3.52k stars 271 forks source link

Support for architecture DeepseekV2ForCausalLM #512

Open RodriMora opened 3 months ago

RodriMora commented 3 months ago

Hi!

When trying to quantize the new Deepseel Coder V2 https://huggingface.co/deepseek-ai/DeepSeek-Coder-V2-Instruct I got the following error:

 !! Warning, unknown architecture: DeepseekV2ForCausalLM
 !! Loading as LlamaForCausalLM

Would it be possible to add support?

turboderp commented 3 months ago

This is the same issue as #443.

The implementation uses shared experts, which would have to be added to the implementation. Since I don't have the hardware to actually run the model (quantized or otherwise), I'd be developing remotely, which is slow and awkward compared to local development where I have a debugger, profiler and all these other tools available. Not to mention, it would be expensive for the kind of server that I would need. Something like $100/day, with some big changes (i.e. quite a few days) needed due to the difficulty of calibrating a model with 162 experts per layer.

In the end I don't think there are that many people who could even run the model anyway, or afford to host it, so it seems like a waste of my time. Especially as it's the kind of model that really screams for CPU inference (using llama.cpp or whatever). You could build a fairly cheap CPU server with 256 GB of RAM and probably get quite reasonable speeds that way, since it's a sparse model.

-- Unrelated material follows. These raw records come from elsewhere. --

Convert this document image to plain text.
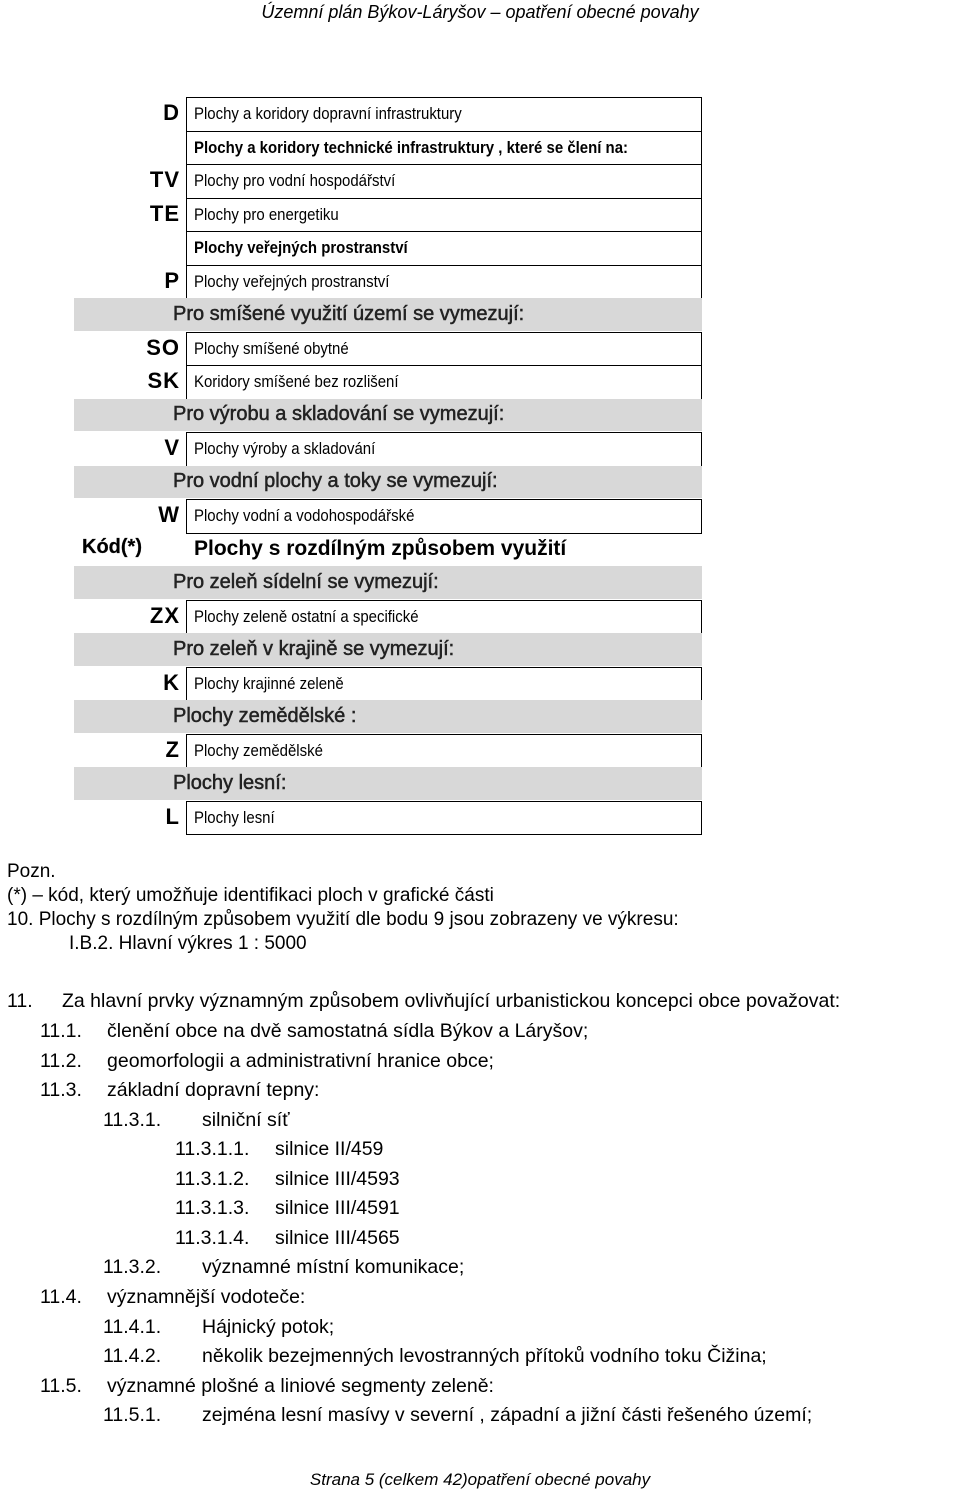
Územní plán Býkov-Láryšov – opatření obecné povahy
Kód(*)
D Plochy a koridory dopravní infrastruktury
Plochy a koridory technické infrastruktury , které se člení na:
TV Plochy pro vodní hospodářství
TE Plochy pro energetiku
Plochy veřejných prostranství
P Plochy veřejných prostranství
Pro smíšené využití území se vymezují:
SO Plochy smíšené obytné
SK Koridory smíšené bez rozlišení
Pro výrobu a skladování se vymezují:
V Plochy výroby a skladování
Pro vodní plochy a toky se vymezují:
W Plochy vodní a vodohospodářské
Plochy s rozdílným způsobem využití
Pro zeleň sídelní se vymezují:
ZX Plochy zeleně ostatní a specifické
Pro zeleň v krajině se vymezují:
K Plochy krajinné zeleně
Plochy zemědělské :
Z Plochy zemědělské
Plochy lesní:
L Plochy lesní
Pozn.
(*) – kód, který umožňuje identifikaci ploch v grafické části
10. Plochy s rozdílným způsobem využití dle bodu 9 jsou zobrazeny ve výkresu:
I.B.2. Hlavní výkres 1 : 5000
Strana 5 (celkem 42)opatření obecné povahy
11. Za hlavní prvky významným způsobem ovlivňující urbanistickou koncepci obce považovat:
11.1. členění obce na dvě samostatná sídla Býkov a Láryšov;
11.2. geomorfologii a administrativní hranice obce;
11.3. základní dopravní tepny:
11.3.1. silniční síť
11.3.1.1. silnice II/459
11.3.1.2. silnice III/4593
11.3.1.3. silnice III/4591
11.3.1.4. silnice III/4565
11.3.2. významné místní komunikace;
11.4. významnější vodoteče:
11.4.1. Hájnický potok;
11.4.2. několik bezejmenných levostranných přítoků vodního toku Čižina;
11.5. významné plošné a liniové segmenty zeleně:
11.5.1. zejména lesní masívy v severní , západní a jižní části řešeného území;
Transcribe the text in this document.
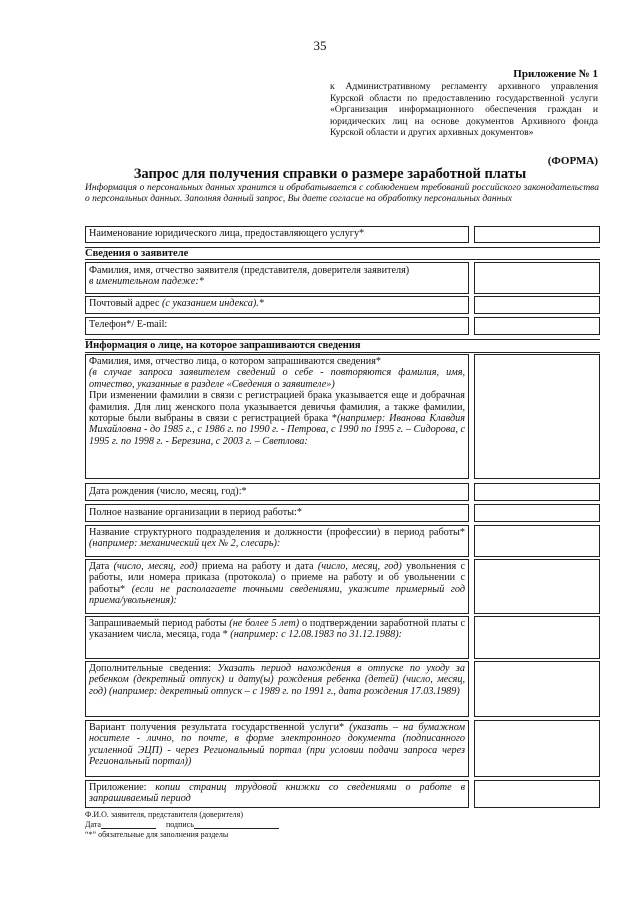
35
Приложение № 1
к Административному регламенту архивного управления Курской области по предоставлению государственной услуги «Организация информационного обеспечения граждан и юридических лиц на основе документов Архивного фонда Курской области и других архивных документов»
(ФОРМА)
Запрос для получения справки о размере заработной платы
Информация о персональных данных хранится и обрабатывается с соблюдением требований российского законодательства о персональных данных. Заполняя данный запрос, Вы даете согласие на обработку персональных данных
Наименование юридического лица, предоставляющего услугу*
Сведения о заявителе
Фамилия, имя, отчество заявителя (представителя, доверителя заявителя)
в именительном падеже:*
Почтовый адрес (с указанием индекса).*
Телефон*/ E-mail:
Информация о лице, на которое запрашиваются сведения
Фамилия, имя, отчество лица, о котором запрашиваются сведения*
(в случае запроса заявителем сведений о себе - повторяются фамилия, имя, отчество, указанные в разделе «Сведения о заявителе»)
При изменении фамилии в связи с регистрацией брака указывается еще и добрачная фамилия. Для лиц женского пола указывается девичья фамилия, а также фамилии, которые были выбраны в связи с регистрацией брака *(например: Иванова Клавдия Михайловна - до 1985 г., с 1986 г. по 1990 г. - Петрова, с 1990 по 1995 г. – Сидорова, с 1995 г. по 1998 г. - Березина, с 2003 г. – Светлова:
Дата рождения (число, месяц, год):*
Полное название организации в период работы:*
Название структурного подразделения и должности (профессии) в период работы* (например: механический цех № 2, слесарь):
Дата (число, месяц, год) приема на работу и дата (число, месяц, год) увольнения с работы, или номера приказа (протокола) о приеме на работу и об увольнении с работы* (если не располагаете точными сведениями, укажите примерный год приема/увольнения):
Запрашиваемый период работы (не более 5 лет) о подтверждении заработной платы с указанием числа, месяца, года * (например: с 12.08.1983 по 31.12.1988):
Дополнительные сведения: Указать период нахождения в отпуске по уходу за ребенком (декретный отпуск) и дату(ы) рождения ребенка (детей) (число, месяц, год) (например: декретный отпуск – с 1989 г. по 1991 г., дата рождения 17.03.1989)
Вариант получения результата государственной услуги* (указать – на бумажном носителе - лично, по почте, в форме электронного документа (подписанного усиленной ЭЦП) - через Региональный портал (при условии подачи запроса через Региональный портал))
Приложение: копии страниц трудовой книжки со сведениями о работе в запрашиваемый период
Ф.И.О. заявителя, представителя (доверителя)
Дата	подпись
“*” обязательные для заполнения разделы
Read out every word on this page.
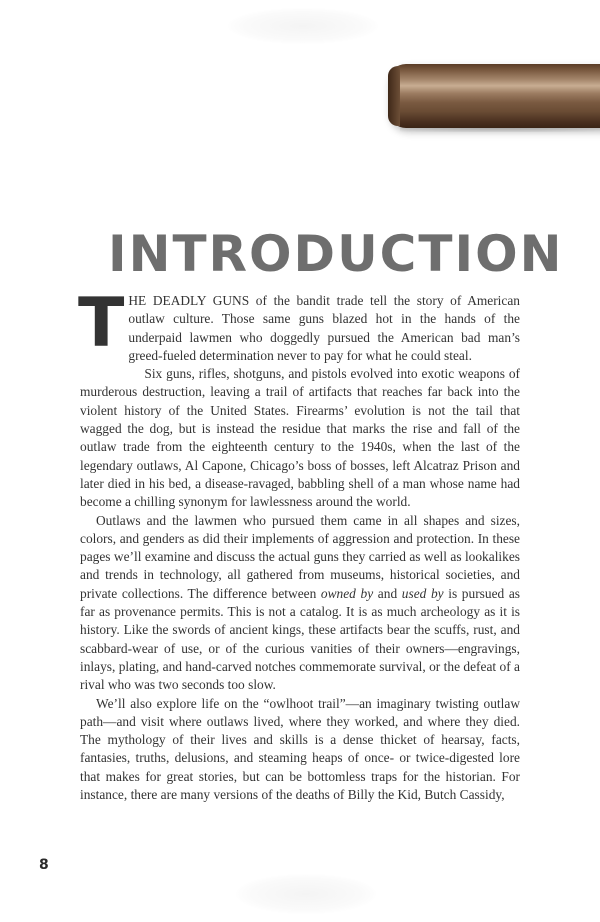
INTRODUCTION

THE DEADLY GUNS of the bandit trade tell the story of American outlaw culture. Those same guns blazed hot in the hands of the underpaid lawmen who doggedly pursued the American bad man’s greed-fueled determination never to pay for what he could steal.

Six guns, rifles, shotguns, and pistols evolved into exotic weapons of murderous destruction, leaving a trail of artifacts that reaches far back into the violent history of the United States. Firearms’ evolution is not the tail that wagged the dog, but is instead the residue that marks the rise and fall of the outlaw trade from the eighteenth century to the 1940s, when the last of the legendary outlaws, Al Capone, Chicago’s boss of bosses, left Alcatraz Prison and later died in his bed, a disease-ravaged, babbling shell of a man whose name had become a chilling synonym for lawlessness around the world.

Outlaws and the lawmen who pursued them came in all shapes and sizes, colors, and genders as did their implements of aggression and protection. In these pages we’ll examine and discuss the actual guns they carried as well as lookalikes and trends in technology, all gathered from museums, historical societies, and private collections. The difference between owned by and used by is pursued as far as provenance permits. This is not a catalog. It is as much archeology as it is history. Like the swords of ancient kings, these artifacts bear the scuffs, rust, and scabbard-wear of use, or of the curious vanities of their owners—engravings, inlays, plating, and hand-carved notches commemorate survival, or the defeat of a rival who was two seconds too slow.

We’ll also explore life on the “owlhoot trail”—an imaginary twisting outlaw path—and visit where outlaws lived, where they worked, and where they died. The mythology of their lives and skills is a dense thicket of hearsay, facts, fantasies, truths, delusions, and steaming heaps of once- or twice-digested lore that makes for great stories, but can be bottomless traps for the historian. For instance, there are many versions of the deaths of Billy the Kid, Butch Cassidy,

8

RodriMora commented 3 months ago

Thanks a lot to take the time for the explanaition.

How about the "Lite" version?

https://huggingface.co/deepseek-ai/DeepSeek-Coder-V2-Lite-Instruct

Is a 15B parameter, same architecture

turboderp commented 3 months ago

Oh, I didn't know there was a smaller version. That does look more realistic. It would still need a lot of new code, so I'm not sure when exactly I can get to it. But definitely doable.

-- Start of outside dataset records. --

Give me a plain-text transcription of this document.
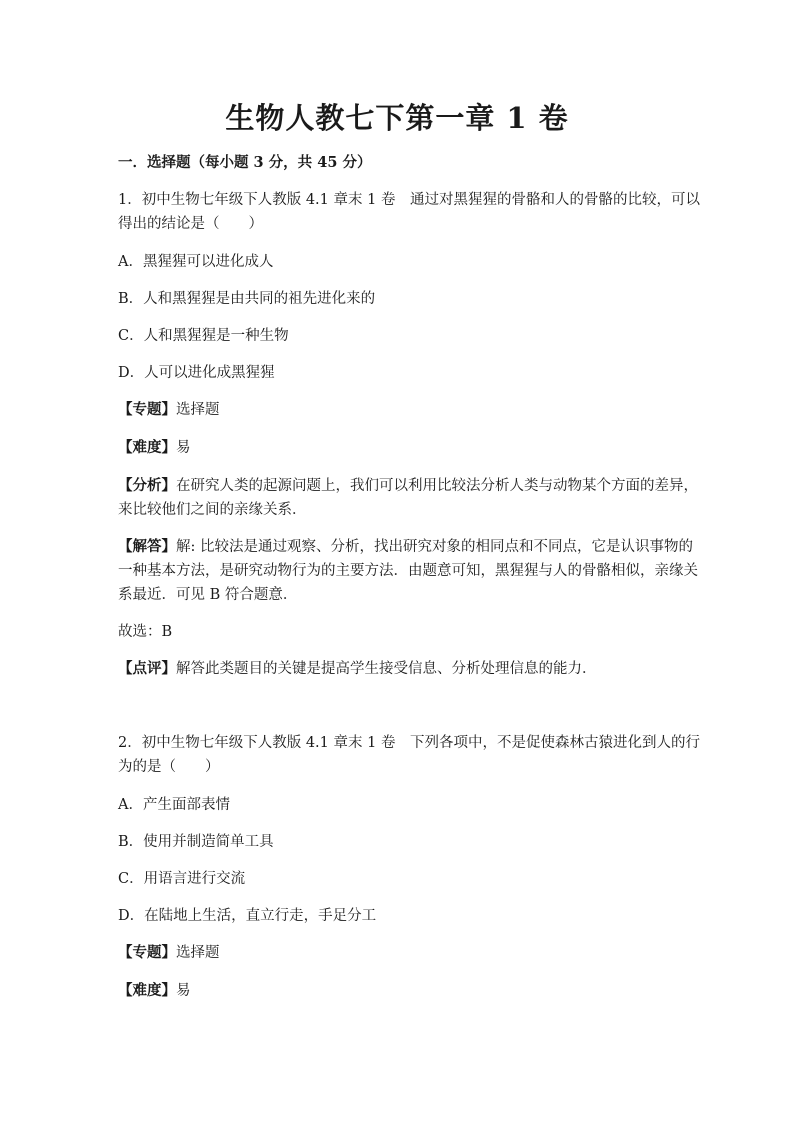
生物人教七下第一章 1 卷
一．选择题（每小题 3 分，共 45 分）
1．初中生物七年级下人教版 4.1 章末 1 卷　通过对黑猩猩的骨骼和人的骨骼的比较，可以
得出的结论是（　　）
A．黑猩猩可以进化成人
B．人和黑猩猩是由共同的祖先进化来的
C．人和黑猩猩是一种生物
D．人可以进化成黑猩猩
【专题】选择题
【难度】易
【分析】在研究人类的起源问题上，我们可以利用比较法分析人类与动物某个方面的差异，
来比较他们之间的亲缘关系．
【解答】解: 比较法是通过观察、分析，找出研究对象的相同点和不同点，它是认识事物的
一种基本方法，是研究动物行为的主要方法．由题意可知，黑猩猩与人的骨骼相似，亲缘关
系最近．可见 B 符合题意．
故选：B
【点评】解答此类题目的关键是提高学生接受信息、分析处理信息的能力．
2．初中生物七年级下人教版 4.1 章末 1 卷　下列各项中，不是促使森林古猿进化到人的行
为的是（　　）
A．产生面部表情
B．使用并制造简单工具
C．用语言进行交流
D．在陆地上生活，直立行走，手足分工
【专题】选择题
【难度】易
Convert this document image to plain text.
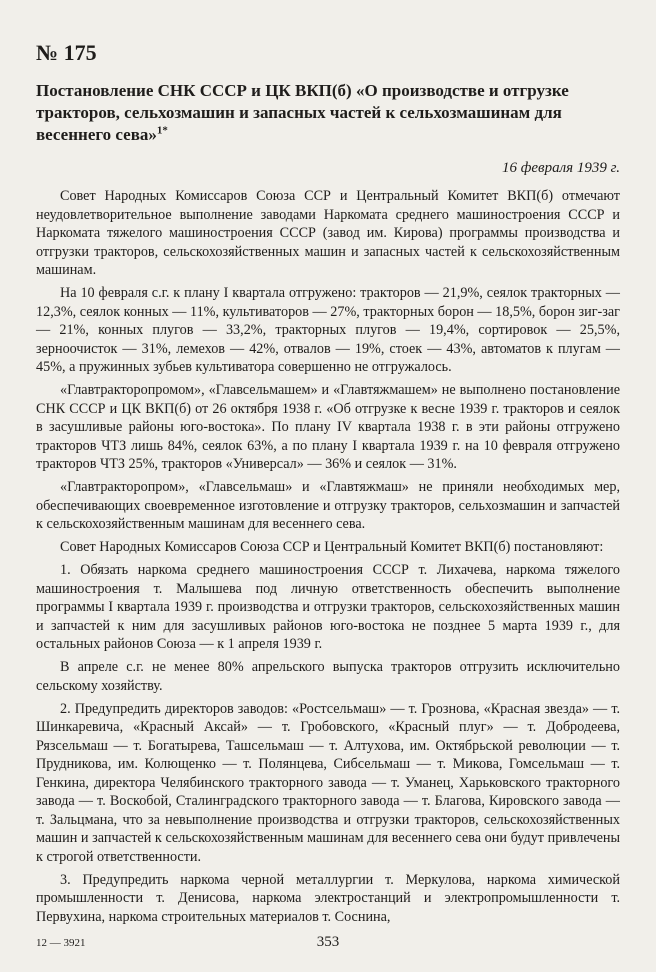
№ 175
Постановление СНК СССР и ЦК ВКП(б) «О производстве и отгрузке тракторов, сельхозмашин и запасных частей к сельхозмашинам для весеннего сева»$^{1*}$
16 февраля 1939 г.

Совет Народных Комиссаров Союза ССР и Центральный Комитет ВКП(б) отмечают неудовлетворительное выполнение заводами Наркомата среднего машиностроения СССР и Наркомата тяжелого машиностроения СССР (завод им. Кирова) программы производства и отгрузки тракторов, сельскохозяйственных машин и запасных частей к сельскохозяйственным машинам.

На 10 февраля с.г. к плану I квартала отгружено: тракторов — 21,9%, сеялок тракторных — 12,3%, сеялок конных — 11%, культиваторов — 27%, тракторных борон — 18,5%, борон зиг-заг — 21%, конных плугов — 33,2%, тракторных плугов — 19,4%, сортировок — 25,5%, зерноочисток — 31%, лемехов — 42%, отвалов — 19%, стоек — 43%, автоматов к плугам — 45%, а пружинных зубьев культиватора совершенно не отгружалось.

«Главтракторопромом», «Главсельмашем» и «Главтяжмашем» не выполнено постановление СНК СССР и ЦК ВКП(б) от 26 октября 1938 г. «Об отгрузке к весне 1939 г. тракторов и сеялок в засушливые районы юго-востока». По плану IV квартала 1938 г. в эти районы отгружено тракторов ЧТЗ лишь 84%, сеялок 63%, а по плану I квартала 1939 г. на 10 февраля отгружено тракторов ЧТЗ 25%, тракторов «Универсал» — 36% и сеялок — 31%.

«Главтракторопром», «Главсельмаш» и «Главтяжмаш» не приняли необходимых мер, обеспечивающих своевременное изготовление и отгрузку тракторов, сельхозмашин и запчастей к сельскохозяйственным машинам для весеннего сева.

Совет Народных Комиссаров Союза ССР и Центральный Комитет ВКП(б) постановляют:

1. Обязать наркома среднего машиностроения СССР т. Лихачева, наркома тяжелого машиностроения т. Малышева под личную ответственность обеспечить выполнение программы I квартала 1939 г. производства и отгрузки тракторов, сельскохозяйственных машин и запчастей к ним для засушливых районов юго-востока не позднее 5 марта 1939 г., для остальных районов Союза — к 1 апреля 1939 г.

В апреле с.г. не менее 80% апрельского выпуска тракторов отгрузить исключительно сельскому хозяйству.

2. Предупредить директоров заводов: «Ростсельмаш» — т. Грознова, «Красная звезда» — т. Шинкаревича, «Красный Аксай» — т. Гробовского, «Красный плуг» — т. Добродеева, Рязсельмаш — т. Богатырева, Ташсельмаш — т. Алтухова, им. Октябрьской революции — т. Прудникова, им. Колющенко — т. Полянцева, Сибсельмаш — т. Микова, Гомсельмаш — т. Генкина, директора Челябинского тракторного завода — т. Уманец, Харьковского тракторного завода — т. Воскобой, Сталинградского тракторного завода — т. Благова, Кировского завода — т. Зальцмана, что за невыполнение производства и отгрузки тракторов, сельскохозяйственных машин и запчастей к сельскохозяйственным машинам для весеннего сева они будут привлечены к строгой ответственности.

3. Предупредить наркома черной металлургии т. Меркулова, наркома химической промышленности т. Денисова, наркома электростанций и электропромышленности т. Первухина, наркома строительных материалов т. Соснина,

12 — 3921	353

nktice commented 3 months ago

There are two small ones, one's aforementioned instruct, the other is base - https://huggingface.co/deepseek-ai/DeepSeek-Coder-V2-Lite-Base

nktice commented 3 months ago

@turboderp - Regarding hardware, do you know of Matt Berman? He vlogs on AI - https://www.youtube.com/@matthew_berman - I emailed with him, it sounds like he may know folks who can help you out, like cloud providers, and some hardware companies, and would love to help. His contact info is there on the YouTube page, feel free to reach out.

matbee-eth commented 3 months ago

Wellp guess I have to stick with some slow-mo gguf

sammcj commented 3 months ago

FYI - The lite instruct model is amazingly good, easily the best coding model I've used, better than codestral and much faster (even on GGUF) but would really benefit from exllamav2's long-context and KV efficiency.

I have 1x 3090 (24GB) and 2x A4000 (2x16GB) if you need me to test anything / run some builds feel free to @ me or contact via profile.

RodriMora commented 3 months ago

I have 4x3090, EPYC 48core and 512GB ram system and could provide access too if needed.

turboderp commented 3 months ago

Ultimately it's not hardware I need, it's time. I have no doubt that it's the best-model-ever, but so were Yi, Orion, Gemma, Starcoder, GemMoE, Cohere, DBRX, Phi... Granite? All the time I spent on those architectures may or may not have been worth it, but it definitely took time away from other improvements I'd like to make, and there are core aspects of the library that really need attention as well. And with every new architecture I implement just in time for everyone to become disenchanted with it, I also add technical debt.

So yeah, I'm hesitant. :shrug: Maybe. Just not right now, unless someone wants to contribute some code.

sammcj commented 3 months ago

Totally understandable. Thank you for the response. There will be other great models in the future :)